Effect of mean platelet volume on postintervention coronary blood flow in patients with chronic stable angina pectoris

Hamza Duygu, Cuneyt Turkoglu, Bahadir Kirilmaz, Ugur Turk
Journal of Invasive Cardiology 2008, 20 (3): 120-4

OBJECTIVES: In our study we sought to determine whether mean platelet volume (MPV), measured on admission, could be used in determining decreased coronary blood flow (CBF) in stable coronary artery disease (CAD) patients after percutaneous coronary intervention (PCI).

BACKGROUND: Platelets play a crucial role in the pathophysiology of CAD. MPV reflects platelet function and activity. There are no reports regarding the effect of MPV on CBF in patients with stable CAD undergoing PCI.

METHODS: A total of 66 consecutive patients (mean age: 58 +/- 5 years, 74% male) with the diagnosis of stable CAD who were hospitalized for PCI were prospectively enrolled in our study.
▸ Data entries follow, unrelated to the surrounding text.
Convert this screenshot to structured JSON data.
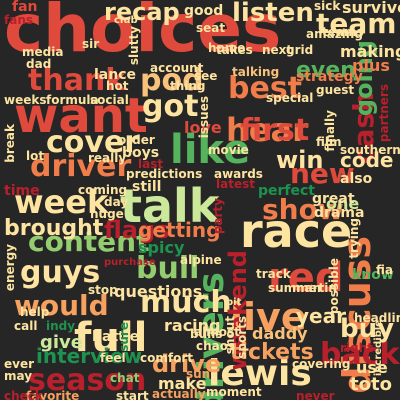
{
  "palette": {
    "background": "#262626",
    "red": "#e04a3c",
    "dark-red": "#b8202c",
    "orange": "#f07d4a",
    "light-orange": "#f6a15f",
    "peach": "#f8c27c",
    "yellow": "#fde4a0",
    "light-green": "#cce89a",
    "green": "#93cd6f",
    "mid-green": "#56b35d",
    "dark-green": "#1d934f"
  },
  "words": [
    {
      "text": "choices",
      "color": "red"
    },
    {
      "text": "want",
      "color": "red"
    },
    {
      "text": "talk",
      "color": "light-green"
    },
    {
      "text": "race",
      "color": "yellow"
    },
    {
      "text": "full",
      "color": "yellow"
    },
    {
      "text": "drivers",
      "color": "mid-green"
    },
    {
      "text": "discuss",
      "color": "orange"
    },
    {
      "text": "red",
      "color": "red"
    },
    {
      "text": "live",
      "color": "light-orange"
    },
    {
      "text": "lewis",
      "color": "yellow"
    },
    {
      "text": "like",
      "color": "mid-green"
    },
    {
      "text": "season",
      "color": "dark-red"
    },
    {
      "text": "content",
      "color": "green"
    },
    {
      "text": "guys",
      "color": "yellow"
    },
    {
      "text": "week",
      "color": "yellow"
    },
    {
      "text": "would",
      "color": "light-orange"
    },
    {
      "text": "much",
      "color": "yellow"
    },
    {
      "text": "cover",
      "color": "yellow"
    },
    {
      "text": "driver",
      "color": "orange"
    },
    {
      "text": "bull",
      "color": "green"
    },
    {
      "text": "weekend",
      "color": "dark-red"
    },
    {
      "text": "cash",
      "color": "dark-red"
    },
    {
      "text": "going",
      "color": "mid-green"
    },
    {
      "text": "pod",
      "color": "peach"
    },
    {
      "text": "hear",
      "color": "orange"
    },
    {
      "text": "first",
      "color": "red"
    },
    {
      "text": "thank",
      "color": "red"
    },
    {
      "text": "got",
      "color": "yellow"
    },
    {
      "text": "best",
      "color": "orange"
    },
    {
      "text": "back",
      "color": "dark-red"
    },
    {
      "text": "team",
      "color": "yellow"
    },
    {
      "text": "listen",
      "color": "yellow"
    },
    {
      "text": "show",
      "color": "orange"
    },
    {
      "text": "new",
      "color": "red"
    },
    {
      "text": "buy",
      "color": "yellow"
    },
    {
      "text": "win",
      "color": "yellow"
    },
    {
      "text": "recap",
      "color": "yellow"
    },
    {
      "text": "even",
      "color": "mid-green"
    },
    {
      "text": "interview",
      "color": "dark-green"
    },
    {
      "text": "drive",
      "color": "light-orange"
    },
    {
      "text": "tickets",
      "color": "light-orange"
    },
    {
      "text": "flags",
      "color": "dark-red"
    },
    {
      "text": "brought",
      "color": "yellow"
    },
    {
      "text": "getting",
      "color": "orange"
    },
    {
      "text": "code",
      "color": "yellow"
    },
    {
      "text": "year",
      "color": "yellow"
    },
    {
      "text": "questions",
      "color": "yellow"
    },
    {
      "text": "racing",
      "color": "yellow"
    },
    {
      "text": "give",
      "color": "light-green"
    },
    {
      "text": "make",
      "color": "yellow"
    },
    {
      "text": "spicy",
      "color": "dark-green"
    },
    {
      "text": "daddy",
      "color": "peach"
    },
    {
      "text": "toto",
      "color": "yellow"
    },
    {
      "text": "use",
      "color": "yellow"
    },
    {
      "text": "making",
      "color": "yellow"
    },
    {
      "text": "plus",
      "color": "orange"
    },
    {
      "text": "love",
      "color": "red"
    },
    {
      "text": "strategy",
      "color": "orange"
    },
    {
      "text": "good",
      "color": "yellow"
    },
    {
      "text": "fan",
      "color": "red"
    },
    {
      "text": "fans",
      "color": "dark-red"
    },
    {
      "text": "survive",
      "color": "yellow"
    },
    {
      "text": "one",
      "color": "light-green"
    },
    {
      "text": "drama",
      "color": "yellow"
    },
    {
      "text": "great",
      "color": "yellow"
    },
    {
      "text": "talking",
      "color": "peach"
    },
    {
      "text": "perfect",
      "color": "dark-green"
    },
    {
      "text": "also",
      "color": "yellow"
    },
    {
      "text": "boys",
      "color": "yellow"
    },
    {
      "text": "still",
      "color": "yellow"
    },
    {
      "text": "predictions",
      "color": "yellow"
    },
    {
      "text": "awards",
      "color": "yellow"
    },
    {
      "text": "latest",
      "color": "dark-red"
    },
    {
      "text": "coming",
      "color": "yellow"
    },
    {
      "text": "time",
      "color": "dark-red"
    },
    {
      "text": "huge",
      "color": "yellow"
    },
    {
      "text": "covering",
      "color": "yellow"
    },
    {
      "text": "moment",
      "color": "yellow"
    },
    {
      "text": "purchase",
      "color": "dark-red"
    },
    {
      "text": "battle",
      "color": "yellow"
    },
    {
      "text": "favorite",
      "color": "light-orange"
    },
    {
      "text": "start",
      "color": "yellow"
    },
    {
      "text": "check",
      "color": "dark-red"
    },
    {
      "text": "chat",
      "color": "green"
    },
    {
      "text": "sun",
      "color": "light-orange"
    },
    {
      "text": "actually",
      "color": "light-orange"
    },
    {
      "text": "never",
      "color": "dark-red"
    },
    {
      "text": "right",
      "color": "dark-red"
    },
    {
      "text": "sure",
      "color": "dark-green"
    },
    {
      "text": "alpine",
      "color": "yellow"
    },
    {
      "text": "track",
      "color": "yellow"
    },
    {
      "text": "summer",
      "color": "yellow"
    },
    {
      "text": "martin",
      "color": "yellow"
    },
    {
      "text": "possible",
      "color": "yellow"
    },
    {
      "text": "know",
      "color": "mid-green"
    },
    {
      "text": "fia",
      "color": "yellow"
    },
    {
      "text": "shout",
      "color": "yellow"
    },
    {
      "text": "sports",
      "color": "yellow"
    },
    {
      "text": "party",
      "color": "dark-red"
    },
    {
      "text": "stop",
      "color": "yellow"
    },
    {
      "text": "chaos",
      "color": "yellow"
    },
    {
      "text": "bulls",
      "color": "yellow"
    },
    {
      "text": "call",
      "color": "yellow"
    },
    {
      "text": "indy",
      "color": "dark-green"
    },
    {
      "text": "help",
      "color": "yellow"
    },
    {
      "text": "lot",
      "color": "yellow"
    },
    {
      "text": "really",
      "color": "yellow"
    },
    {
      "text": "order",
      "color": "yellow"
    },
    {
      "text": "last",
      "color": "dark-red"
    },
    {
      "text": "day",
      "color": "yellow"
    },
    {
      "text": "hot",
      "color": "yellow"
    },
    {
      "text": "social",
      "color": "yellow"
    },
    {
      "text": "formula",
      "color": "yellow"
    },
    {
      "text": "weeks",
      "color": "yellow"
    },
    {
      "text": "dad",
      "color": "yellow"
    },
    {
      "text": "media",
      "color": "yellow"
    },
    {
      "text": "lance",
      "color": "yellow"
    },
    {
      "text": "sir",
      "color": "yellow"
    },
    {
      "text": "club",
      "color": "yellow"
    },
    {
      "text": "seat",
      "color": "yellow"
    },
    {
      "text": "next",
      "color": "yellow"
    },
    {
      "text": "grid",
      "color": "yellow"
    },
    {
      "text": "takes",
      "color": "yellow"
    },
    {
      "text": "amazing",
      "color": "yellow"
    },
    {
      "text": "guest",
      "color": "yellow"
    },
    {
      "text": "southern",
      "color": "yellow"
    },
    {
      "text": "finally",
      "color": "yellow"
    },
    {
      "text": "film",
      "color": "yellow"
    },
    {
      "text": "teams",
      "color": "yellow"
    },
    {
      "text": "partners",
      "color": "dark-red"
    },
    {
      "text": "sick",
      "color": "yellow"
    },
    {
      "text": "home",
      "color": "yellow"
    },
    {
      "text": "account",
      "color": "yellow"
    },
    {
      "text": "see",
      "color": "yellow"
    },
    {
      "text": "break",
      "color": "yellow"
    },
    {
      "text": "energy",
      "color": "yellow"
    },
    {
      "text": "trying",
      "color": "yellow"
    },
    {
      "text": "incredible",
      "color": "yellow"
    },
    {
      "text": "headlines",
      "color": "yellow"
    },
    {
      "text": "comfort",
      "color": "yellow"
    },
    {
      "text": "almost",
      "color": "yellow"
    },
    {
      "text": "feel",
      "color": "yellow"
    },
    {
      "text": "pit",
      "color": "yellow"
    },
    {
      "text": "may",
      "color": "yellow"
    },
    {
      "text": "ever",
      "color": "yellow"
    },
    {
      "text": "thing",
      "color": "yellow"
    },
    {
      "text": "movie",
      "color": "yellow"
    },
    {
      "text": "issues",
      "color": "yellow"
    },
    {
      "text": "slutty",
      "color": "yellow"
    },
    {
      "text": "special",
      "color": "yellow"
    }
  ]
}
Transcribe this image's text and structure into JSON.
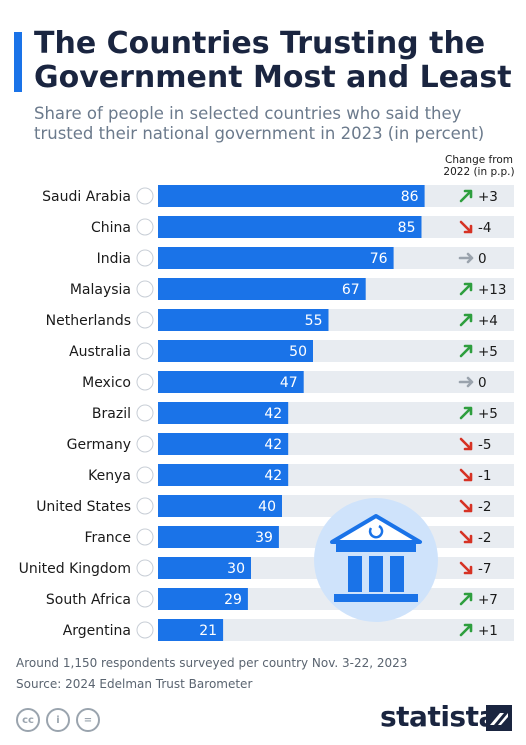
{
  "header": {
    "title": "The Countries Trusting the Government Most and Least",
    "subtitle": "Share of people in selected countries who said they trusted their national government in 2023 (in percent)",
    "change_label_line1": "Change from",
    "change_label_line2": "2022 (in p.p.)"
  },
  "colors": {
    "bar": "#1a73e8",
    "track": "#e8ecf1",
    "up": "#2e9e3e",
    "down": "#d63224",
    "neutral": "#9aa3ad",
    "accent": "#1a73e8"
  },
  "chart_data": {
    "type": "bar",
    "orientation": "horizontal",
    "categories": [
      "Saudi Arabia",
      "China",
      "India",
      "Malaysia",
      "Netherlands",
      "Australia",
      "Mexico",
      "Brazil",
      "Germany",
      "Kenya",
      "United States",
      "France",
      "United Kingdom",
      "South Africa",
      "Argentina"
    ],
    "values": [
      86,
      85,
      76,
      67,
      55,
      50,
      47,
      42,
      42,
      42,
      40,
      39,
      30,
      29,
      21
    ],
    "value_labels": [
      "86",
      "85",
      "76",
      "67",
      "55",
      "50",
      "47",
      "42",
      "42",
      "42",
      "40",
      "39",
      "30",
      "29",
      "21"
    ],
    "change": [
      3,
      -4,
      0,
      13,
      4,
      5,
      0,
      5,
      -5,
      -1,
      -2,
      -2,
      -7,
      7,
      1
    ],
    "change_labels": [
      "+3",
      "-4",
      "0",
      "+13",
      "+4",
      "+5",
      "0",
      "+5",
      "-5",
      "-1",
      "-2",
      "-2",
      "-7",
      "+7",
      "+1"
    ],
    "xlim": [
      0,
      100
    ],
    "grid": false,
    "legend": "none"
  },
  "footer": {
    "note": "Around 1,150 respondents surveyed per country Nov. 3-22, 2023",
    "source": "Source: 2024 Edelman Trust Barometer",
    "cc_icons": [
      "cc-icon",
      "by-icon",
      "nd-icon"
    ],
    "cc_labels": [
      "cc",
      "i",
      "="
    ],
    "brand": "statista"
  }
}
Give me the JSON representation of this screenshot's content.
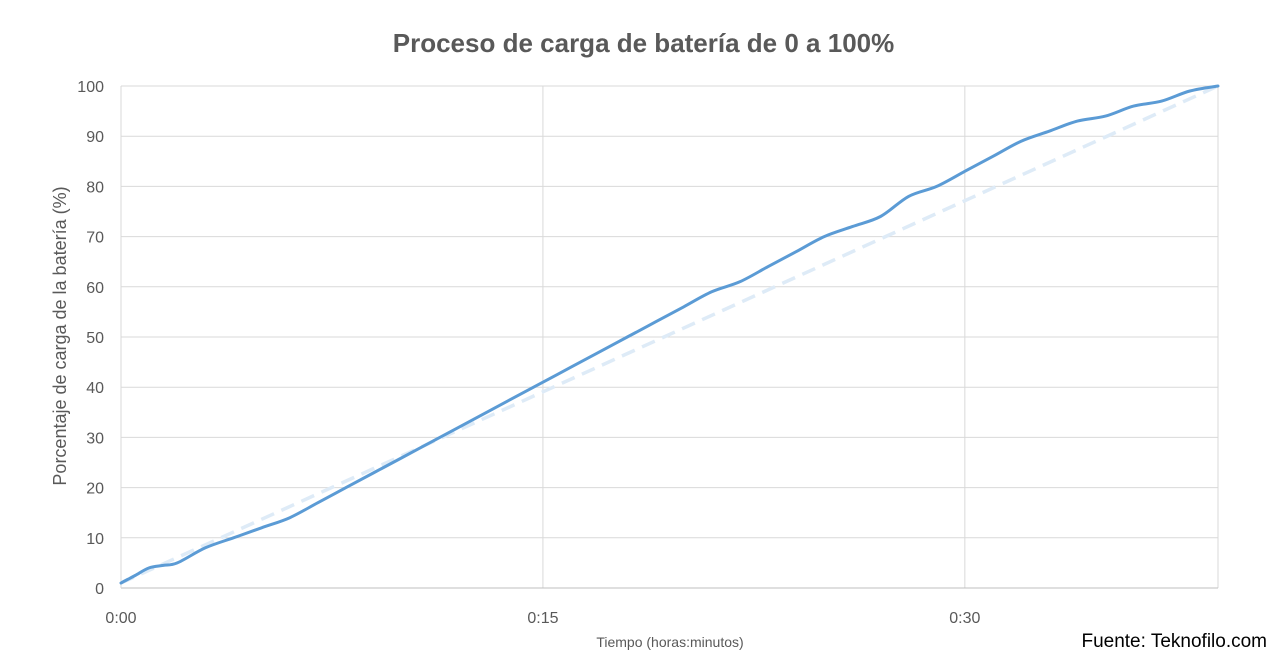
{
  "title": "Proceso de carga de batería de 0 a 100%",
  "source": "Fuente: Teknofilo.com",
  "chart_data": {
    "type": "line",
    "title": "Proceso de carga de batería de 0 a 100%",
    "xlabel": "Tiempo (horas:minutos)",
    "ylabel": "Porcentaje de carga de la batería (%)",
    "xlim": [
      0,
      39
    ],
    "ylim": [
      0,
      100
    ],
    "x_ticks": [
      {
        "value": 0,
        "label": "0:00"
      },
      {
        "value": 15,
        "label": "0:15"
      },
      {
        "value": 30,
        "label": "0:30"
      }
    ],
    "y_ticks": [
      0,
      10,
      20,
      30,
      40,
      50,
      60,
      70,
      80,
      90,
      100
    ],
    "grid": true,
    "series": [
      {
        "style": "solid",
        "color": "#5b9bd5",
        "x": [
          0,
          0.5,
          1,
          1.5,
          2,
          3,
          4,
          5,
          6,
          7,
          8,
          9,
          10,
          11,
          12,
          13,
          14,
          15,
          16,
          17,
          18,
          19,
          20,
          21,
          22,
          23,
          24,
          25,
          26,
          27,
          28,
          29,
          30,
          31,
          32,
          33,
          34,
          35,
          36,
          37,
          38,
          39
        ],
        "values": [
          1,
          2.5,
          4,
          4.5,
          5,
          8,
          10,
          12,
          14,
          17,
          20,
          23,
          26,
          29,
          32,
          35,
          38,
          41,
          44,
          47,
          50,
          53,
          56,
          59,
          61,
          64,
          67,
          70,
          72,
          74,
          78,
          80,
          83,
          86,
          89,
          91,
          93,
          94,
          96,
          97,
          99,
          100
        ]
      },
      {
        "style": "dashed",
        "color": "#deebf7",
        "x": [
          0,
          39
        ],
        "values": [
          1,
          100
        ]
      }
    ]
  }
}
Coronary flow rates of all subjects were documented by corrected thrombolysis in myocardial infarction (TIMI) frame count (CTFC) for each major coronary artery before and after PCI. Blood samples for MPV estimation, platelet count and other laboratory data obtained on admission were measured on the day of the scheduled PCI. Patients were divided into two groups according to MPV levels measured on admission: 1) high MPV group and 2) normal MPV group.

RESULTS: A final TIMI 3 flow was achieved in all patients with no complications. Procedural characteristics of PCI, except left anterior descending artery intervention, were similar in the two groups. Patients with high MPV had significantly higher CTFC than those with a normal MPV (24 +/- 3 vs. 17 +/- 5; p = 0.001). The MPV correlated strongly with post-PCI CTFC (R = 0.625; p = 0.0001). Multiple logistic regression analysis showed that only MPV was an independent predictor of post-PCI CTFC after adjustment for baseline characteristics (OR 1.9, 95% CI 1.2-2.3; p = 0.001).

CONCLUSIONS: MPV may be considered a useful hematological marker, allowing for early and easy identification of patients with stable CAD who are at a higher risk of post-PCI low-reflow.